We made a late decision to rent a car to drive through the Golan Heights, and after a few minutes at Avis, Aike and I were on our way. It was foggy and rainy in the Golan, and as we drove along the border with Syria, we saw lots of UN patrol vehicles moving through the fog. Scattered across the pastoral countryside were rusting tanks, old jeeps, antitank/antiaircraft guns, tank traps, minefields, bombed out villages and mosques, and bunkers. We stopped at one set of bunkers and trenches built into a hillside, and saw the weapons, spotting scopes, and defensive shelters. Everything was still functional, and it was surreal to glance over into Syria. There was an Israeli guy there who said he'd been posted in this particular bunker in the 70's, and that everything looked exactly as it had when they left, including the tank perched on the side next to the entrance.

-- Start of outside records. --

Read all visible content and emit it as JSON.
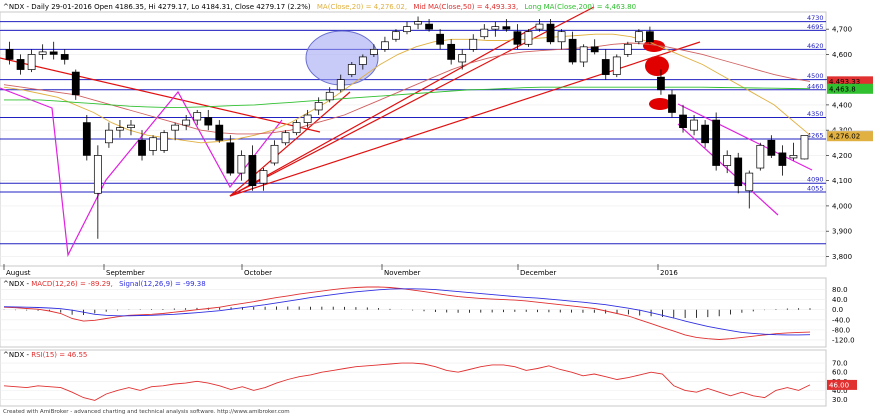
{
  "header": {
    "symbol_line": "^NDX - Daily 29-01-2016 Open 4186.35, Hi 4279.17, Lo 4184.31, Close 4279.17 (2.2%)",
    "ma20": "MA(Close,20) = 4,276.02,",
    "ma50": "Mid MA(Close,50) = 4,493.33,",
    "ma200": "Long MA(Close,200) = 4,463.80"
  },
  "macd_header": {
    "prefix": "^NDX - ",
    "macd": "MACD(12,26) = -89.29,",
    "signal": "Signal(12,26,9) = -99.38"
  },
  "rsi_header": {
    "prefix": "^NDX - ",
    "rsi": "RSI(15) = 46.55"
  },
  "footer": {
    "credit": "Created with AmiBroker - advanced charting and technical analysis software. http://www.amibroker.com"
  },
  "colors": {
    "ma20": "#e0b040",
    "ma50": "#d06060",
    "ma200": "#30c030",
    "horizontal": "#2020c0",
    "trendline": "#e01010",
    "channel": "#e020e0",
    "macd": "#e03030",
    "signal": "#3030e0",
    "rsi": "#e03030"
  },
  "chart_data": [
    {
      "type": "candlestick",
      "x_labels": [
        "August",
        "September",
        "October",
        "November",
        "December",
        "2016"
      ],
      "y_ticks": [
        3800,
        3900,
        4000,
        4100,
        4200,
        4300,
        4400,
        4500,
        4600,
        4700
      ],
      "y_tick_labels": [
        "3,800",
        "3,900",
        "4,000",
        "4,100",
        "4,200",
        "4,300",
        "4,400",
        "4,500",
        "4,600",
        "4,700"
      ],
      "ylim": [
        3770,
        4760
      ],
      "horizontal_levels": [
        {
          "value": 4730,
          "label": "4730"
        },
        {
          "value": 4695,
          "label": "4695"
        },
        {
          "value": 4620,
          "label": "4620"
        },
        {
          "value": 4500,
          "label": "4500"
        },
        {
          "value": 4460,
          "label": "4460"
        },
        {
          "value": 4350,
          "label": "4350"
        },
        {
          "value": 4265,
          "label": "4265"
        },
        {
          "value": 4090,
          "label": "4090"
        },
        {
          "value": 4055,
          "label": "4055"
        },
        {
          "value": 3850,
          "label": ""
        }
      ],
      "value_tags": [
        {
          "value": 4493.33,
          "label": "4,493.33",
          "color": "#e03030"
        },
        {
          "value": 4463.8,
          "label": "4,463.8",
          "color": "#30c030"
        },
        {
          "value": 4279.17,
          "label": "4,279.17",
          "color": "#d0d0d0"
        },
        {
          "value": 4276.02,
          "label": "4,276.02",
          "color": "#e0b040"
        }
      ],
      "series": [
        {
          "name": "MA(Close,20)",
          "values": [
            4470,
            4460,
            4445,
            4430,
            4400,
            4370,
            4330,
            4300,
            4280,
            4270,
            4260,
            4250,
            4255,
            4265,
            4280,
            4300,
            4330,
            4370,
            4410,
            4460,
            4510,
            4560,
            4600,
            4630,
            4650,
            4660,
            4660,
            4655,
            4655,
            4660,
            4665,
            4670,
            4675,
            4680,
            4680,
            4670,
            4650,
            4620,
            4590,
            4560,
            4520,
            4480,
            4440,
            4400,
            4340,
            4280
          ]
        },
        {
          "name": "Mid MA(Close,50)",
          "values": [
            4480,
            4470,
            4460,
            4450,
            4440,
            4420,
            4400,
            4380,
            4360,
            4340,
            4320,
            4300,
            4290,
            4285,
            4285,
            4290,
            4300,
            4320,
            4340,
            4360,
            4390,
            4420,
            4450,
            4480,
            4510,
            4540,
            4565,
            4585,
            4600,
            4610,
            4615,
            4620,
            4625,
            4630,
            4640,
            4645,
            4640,
            4630,
            4615,
            4600,
            4580,
            4560,
            4540,
            4520,
            4505,
            4493
          ]
        },
        {
          "name": "Long MA(Close,200)",
          "values": [
            4420,
            4420,
            4420,
            4415,
            4410,
            4405,
            4400,
            4395,
            4392,
            4390,
            4390,
            4392,
            4395,
            4398,
            4400,
            4405,
            4410,
            4415,
            4420,
            4425,
            4430,
            4435,
            4440,
            4445,
            4450,
            4455,
            4460,
            4462,
            4465,
            4468,
            4470,
            4470,
            4470,
            4470,
            4470,
            4470,
            4470,
            4470,
            4470,
            4470,
            4469,
            4468,
            4467,
            4466,
            4465,
            4464
          ]
        }
      ],
      "candles": [
        {
          "o": 4620,
          "h": 4650,
          "l": 4560,
          "c": 4580
        },
        {
          "o": 4580,
          "h": 4600,
          "l": 4520,
          "c": 4540
        },
        {
          "o": 4540,
          "h": 4620,
          "l": 4530,
          "c": 4600
        },
        {
          "o": 4600,
          "h": 4640,
          "l": 4580,
          "c": 4610
        },
        {
          "o": 4610,
          "h": 4650,
          "l": 4580,
          "c": 4600
        },
        {
          "o": 4600,
          "h": 4620,
          "l": 4560,
          "c": 4580
        },
        {
          "o": 4530,
          "h": 4540,
          "l": 4420,
          "c": 4440
        },
        {
          "o": 4330,
          "h": 4360,
          "l": 4180,
          "c": 4200
        },
        {
          "o": 4050,
          "h": 4240,
          "l": 3870,
          "c": 4200
        },
        {
          "o": 4250,
          "h": 4330,
          "l": 4230,
          "c": 4300
        },
        {
          "o": 4300,
          "h": 4340,
          "l": 4270,
          "c": 4310
        },
        {
          "o": 4310,
          "h": 4340,
          "l": 4280,
          "c": 4320
        },
        {
          "o": 4260,
          "h": 4300,
          "l": 4180,
          "c": 4200
        },
        {
          "o": 4220,
          "h": 4280,
          "l": 4200,
          "c": 4270
        },
        {
          "o": 4220,
          "h": 4300,
          "l": 4210,
          "c": 4290
        },
        {
          "o": 4300,
          "h": 4330,
          "l": 4260,
          "c": 4320
        },
        {
          "o": 4320,
          "h": 4360,
          "l": 4300,
          "c": 4340
        },
        {
          "o": 4340,
          "h": 4380,
          "l": 4320,
          "c": 4370
        },
        {
          "o": 4350,
          "h": 4380,
          "l": 4300,
          "c": 4320
        },
        {
          "o": 4320,
          "h": 4340,
          "l": 4250,
          "c": 4260
        },
        {
          "o": 4250,
          "h": 4280,
          "l": 4120,
          "c": 4130
        },
        {
          "o": 4130,
          "h": 4220,
          "l": 4100,
          "c": 4200
        },
        {
          "o": 4200,
          "h": 4240,
          "l": 4060,
          "c": 4080
        },
        {
          "o": 4090,
          "h": 4150,
          "l": 4060,
          "c": 4140
        },
        {
          "o": 4170,
          "h": 4260,
          "l": 4160,
          "c": 4240
        },
        {
          "o": 4250,
          "h": 4300,
          "l": 4240,
          "c": 4290
        },
        {
          "o": 4290,
          "h": 4340,
          "l": 4280,
          "c": 4330
        },
        {
          "o": 4330,
          "h": 4380,
          "l": 4310,
          "c": 4360
        },
        {
          "o": 4380,
          "h": 4430,
          "l": 4360,
          "c": 4410
        },
        {
          "o": 4420,
          "h": 4470,
          "l": 4410,
          "c": 4450
        },
        {
          "o": 4460,
          "h": 4520,
          "l": 4450,
          "c": 4500
        },
        {
          "o": 4520,
          "h": 4570,
          "l": 4510,
          "c": 4560
        },
        {
          "o": 4560,
          "h": 4600,
          "l": 4540,
          "c": 4590
        },
        {
          "o": 4600,
          "h": 4640,
          "l": 4590,
          "c": 4620
        },
        {
          "o": 4620,
          "h": 4670,
          "l": 4610,
          "c": 4650
        },
        {
          "o": 4660,
          "h": 4700,
          "l": 4650,
          "c": 4690
        },
        {
          "o": 4690,
          "h": 4730,
          "l": 4680,
          "c": 4710
        },
        {
          "o": 4720,
          "h": 4750,
          "l": 4700,
          "c": 4730
        },
        {
          "o": 4720,
          "h": 4740,
          "l": 4690,
          "c": 4700
        },
        {
          "o": 4680,
          "h": 4700,
          "l": 4620,
          "c": 4640
        },
        {
          "o": 4640,
          "h": 4660,
          "l": 4560,
          "c": 4580
        },
        {
          "o": 4570,
          "h": 4620,
          "l": 4540,
          "c": 4600
        },
        {
          "o": 4620,
          "h": 4680,
          "l": 4610,
          "c": 4660
        },
        {
          "o": 4670,
          "h": 4720,
          "l": 4660,
          "c": 4700
        },
        {
          "o": 4700,
          "h": 4730,
          "l": 4670,
          "c": 4710
        },
        {
          "o": 4710,
          "h": 4740,
          "l": 4690,
          "c": 4700
        },
        {
          "o": 4690,
          "h": 4720,
          "l": 4620,
          "c": 4640
        },
        {
          "o": 4640,
          "h": 4700,
          "l": 4630,
          "c": 4690
        },
        {
          "o": 4700,
          "h": 4740,
          "l": 4690,
          "c": 4720
        },
        {
          "o": 4720,
          "h": 4740,
          "l": 4640,
          "c": 4650
        },
        {
          "o": 4650,
          "h": 4700,
          "l": 4620,
          "c": 4690
        },
        {
          "o": 4660,
          "h": 4690,
          "l": 4560,
          "c": 4570
        },
        {
          "o": 4570,
          "h": 4640,
          "l": 4550,
          "c": 4630
        },
        {
          "o": 4630,
          "h": 4660,
          "l": 4600,
          "c": 4610
        },
        {
          "o": 4580,
          "h": 4620,
          "l": 4500,
          "c": 4520
        },
        {
          "o": 4520,
          "h": 4600,
          "l": 4510,
          "c": 4590
        },
        {
          "o": 4600,
          "h": 4650,
          "l": 4590,
          "c": 4640
        },
        {
          "o": 4650,
          "h": 4700,
          "l": 4640,
          "c": 4690
        },
        {
          "o": 4690,
          "h": 4710,
          "l": 4640,
          "c": 4650
        },
        {
          "o": 4510,
          "h": 4540,
          "l": 4440,
          "c": 4460
        },
        {
          "o": 4440,
          "h": 4460,
          "l": 4350,
          "c": 4370
        },
        {
          "o": 4360,
          "h": 4400,
          "l": 4290,
          "c": 4310
        },
        {
          "o": 4300,
          "h": 4360,
          "l": 4280,
          "c": 4340
        },
        {
          "o": 4320,
          "h": 4340,
          "l": 4230,
          "c": 4250
        },
        {
          "o": 4340,
          "h": 4370,
          "l": 4140,
          "c": 4160
        },
        {
          "o": 4160,
          "h": 4220,
          "l": 4130,
          "c": 4200
        },
        {
          "o": 4190,
          "h": 4210,
          "l": 4050,
          "c": 4080
        },
        {
          "o": 4060,
          "h": 4140,
          "l": 3990,
          "c": 4130
        },
        {
          "o": 4150,
          "h": 4250,
          "l": 4140,
          "c": 4240
        },
        {
          "o": 4260,
          "h": 4280,
          "l": 4190,
          "c": 4200
        },
        {
          "o": 4210,
          "h": 4240,
          "l": 4120,
          "c": 4160
        },
        {
          "o": 4190,
          "h": 4250,
          "l": 4180,
          "c": 4200
        },
        {
          "o": 4186,
          "h": 4279,
          "l": 4184,
          "c": 4279
        }
      ]
    },
    {
      "type": "line",
      "title": "MACD",
      "y_ticks": [
        -120,
        -80,
        -40,
        0,
        40,
        80
      ],
      "y_tick_labels": [
        "-120.0",
        "-80.0",
        "-40.0",
        "0.0",
        "40.0",
        "80.0"
      ],
      "ylim": [
        -140,
        110
      ],
      "series": [
        {
          "name": "MACD(12,26)",
          "values": [
            10,
            8,
            5,
            2,
            -5,
            -15,
            -35,
            -45,
            -42,
            -35,
            -28,
            -22,
            -20,
            -18,
            -15,
            -10,
            -5,
            0,
            5,
            10,
            18,
            25,
            32,
            40,
            48,
            55,
            62,
            68,
            74,
            80,
            85,
            88,
            90,
            90,
            88,
            84,
            78,
            72,
            65,
            58,
            52,
            48,
            45,
            42,
            40,
            38,
            35,
            30,
            25,
            20,
            15,
            10,
            5,
            -5,
            -15,
            -25,
            -40,
            -55,
            -70,
            -85,
            -100,
            -110,
            -115,
            -118,
            -115,
            -110,
            -105,
            -100,
            -95,
            -92,
            -90,
            -89
          ]
        },
        {
          "name": "Signal(12,26,9)",
          "values": [
            12,
            11,
            10,
            9,
            7,
            4,
            -2,
            -10,
            -18,
            -22,
            -24,
            -24,
            -23,
            -22,
            -20,
            -18,
            -15,
            -12,
            -8,
            -4,
            2,
            8,
            14,
            20,
            27,
            34,
            41,
            48,
            54,
            60,
            66,
            71,
            75,
            79,
            82,
            83,
            83,
            82,
            80,
            76,
            72,
            68,
            64,
            60,
            56,
            52,
            49,
            46,
            42,
            38,
            34,
            30,
            25,
            20,
            13,
            6,
            -2,
            -12,
            -22,
            -33,
            -45,
            -56,
            -66,
            -75,
            -83,
            -90,
            -94,
            -97,
            -99,
            -100,
            -100,
            -99
          ]
        }
      ]
    },
    {
      "type": "line",
      "title": "RSI",
      "y_ticks": [
        30,
        40,
        50,
        60,
        70
      ],
      "y_tick_labels": [
        "30.0",
        "40.0",
        "50.0",
        "60.0",
        "70.0"
      ],
      "ylim": [
        25,
        80
      ],
      "series": [
        {
          "name": "RSI(15)",
          "values": [
            45,
            44,
            43,
            45,
            44,
            43,
            38,
            32,
            29,
            36,
            40,
            43,
            40,
            44,
            45,
            47,
            48,
            50,
            48,
            45,
            41,
            44,
            40,
            43,
            48,
            52,
            55,
            57,
            60,
            62,
            64,
            66,
            67,
            68,
            69,
            70,
            70,
            69,
            66,
            62,
            60,
            63,
            66,
            68,
            68,
            66,
            62,
            64,
            67,
            63,
            60,
            56,
            58,
            55,
            52,
            54,
            57,
            60,
            58,
            45,
            40,
            38,
            42,
            38,
            34,
            38,
            34,
            32,
            40,
            43,
            40,
            46
          ]
        }
      ]
    }
  ]
}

We drove throughout the afternoon, and headed toward the Israel-Lebanon-Syria triple border, where supposedly you can watch as separated family members yell through megaphones to one another across the borders. The weather got worse, and we ended up lost at this Israeli ski resort on a mountain whose peak belonged to Syria. Just gives you an idea of how close we were to everything. We wanted to go along the Lebanese border, but we couldn't find the small road that appeared on the map. We had given up and were heading back down the mountain when some soldiers approached us, knocked on the door, and asked where we were going. We thought we were in trouble, but it turned out they just needed a lift back to the Tiberias area...they had missed one of the infrequent buses. So we headed down the mountain with two 18 year old, M-16 decked out, paratroopers in the back seat of our Geo Metro-esque Hyundai.
Got back to Tiberias, and jumped in a sheyrut (shared taxi) for the trip to Haifa to see Miles, Laurie, Daniel and Adam!